La historia de Gregor Mendel es la historia de un visionario solitario. Monje agustino, apasionado por las ciencias naturales, dedicó buena parte de su vida a cruzar arvejas en el jardín de un convento cómo génesis de la genética.
Sus descubrimientos, publicados en 1866 y completamente ignorados por sus contemporáneos, no solo anticiparon las bases de la genética moderna, sino que lo colocaron, décadas después de su muerte, como uno de los científicos más influyentes de todos los tiempos.
Un joven curioso con escasos recursos
Gregor Johann Mendel nació el 20 de julio de 1822 en Heinzendorf, un pequeño pueblo del Imperio austríaco (hoy Hynčice, en la República Checa). Proveniente de una familia campesina con recursos limitados, enfrentó numerosas dificultades para acceder a una educación formal. Fue su ingreso al monasterio agustino de Brunn, Moravs, lo que le permitió continuar sus estudios, adoptando entonces el nombre Gregor y desarrollando su interés por las ciencias naturales, especialmente la botánica y la física.
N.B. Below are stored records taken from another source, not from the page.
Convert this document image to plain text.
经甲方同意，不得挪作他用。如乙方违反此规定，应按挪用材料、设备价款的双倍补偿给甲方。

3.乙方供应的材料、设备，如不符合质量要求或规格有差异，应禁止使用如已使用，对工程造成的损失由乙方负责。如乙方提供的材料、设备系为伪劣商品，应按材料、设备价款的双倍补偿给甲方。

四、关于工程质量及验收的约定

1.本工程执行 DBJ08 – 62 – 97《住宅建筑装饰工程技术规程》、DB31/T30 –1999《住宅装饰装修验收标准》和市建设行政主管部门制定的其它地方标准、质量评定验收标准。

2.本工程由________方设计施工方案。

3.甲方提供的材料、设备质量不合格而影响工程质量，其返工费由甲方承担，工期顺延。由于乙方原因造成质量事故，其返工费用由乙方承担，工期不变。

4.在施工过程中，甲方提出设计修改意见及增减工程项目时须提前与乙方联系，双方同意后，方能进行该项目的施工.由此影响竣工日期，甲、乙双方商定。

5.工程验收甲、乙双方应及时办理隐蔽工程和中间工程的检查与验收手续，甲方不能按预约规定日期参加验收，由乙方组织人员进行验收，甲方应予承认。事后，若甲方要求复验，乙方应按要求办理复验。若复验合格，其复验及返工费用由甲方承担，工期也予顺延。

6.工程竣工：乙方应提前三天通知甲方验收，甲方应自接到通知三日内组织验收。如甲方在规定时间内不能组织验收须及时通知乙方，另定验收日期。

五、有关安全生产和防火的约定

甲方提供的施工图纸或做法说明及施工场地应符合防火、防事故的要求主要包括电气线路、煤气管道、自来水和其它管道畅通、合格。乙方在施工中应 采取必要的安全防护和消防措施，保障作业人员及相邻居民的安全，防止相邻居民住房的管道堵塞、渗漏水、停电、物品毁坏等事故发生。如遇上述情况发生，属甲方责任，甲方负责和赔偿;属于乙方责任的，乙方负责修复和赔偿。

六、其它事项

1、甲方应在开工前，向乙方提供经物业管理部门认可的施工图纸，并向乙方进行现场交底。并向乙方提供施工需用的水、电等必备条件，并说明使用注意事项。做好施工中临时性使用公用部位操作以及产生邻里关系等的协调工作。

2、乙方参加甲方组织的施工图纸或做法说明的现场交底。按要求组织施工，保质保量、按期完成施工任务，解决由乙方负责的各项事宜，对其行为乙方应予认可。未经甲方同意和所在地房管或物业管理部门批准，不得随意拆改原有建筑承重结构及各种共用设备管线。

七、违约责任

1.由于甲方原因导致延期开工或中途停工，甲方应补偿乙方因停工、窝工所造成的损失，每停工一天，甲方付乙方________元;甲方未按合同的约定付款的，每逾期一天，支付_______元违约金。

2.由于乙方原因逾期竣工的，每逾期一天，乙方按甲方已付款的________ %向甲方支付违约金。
Aunque estudió en la Universidad de Viena con la intención de convertirse en profesor, sus calificaciones fueron consideradas mediocres y nunca obtuvo el título. Pero el fracaso académico formal no detuvo su curiosidad científica. En el silencio del convento encontró su propio laboratorio: el jardín.
Las arvejas que revelaron los secretos de la herencia
A partir de 1856, Mendel se abocó a un estudio metódico sobre la transmisión de características hereditarias en plantas. Eligió trabajar con Pisum sativum, una variedad de arveja, por su facilidad para controlar la polinización y la claridad de sus características diferenciables (como la forma de la semilla o el color de la flor).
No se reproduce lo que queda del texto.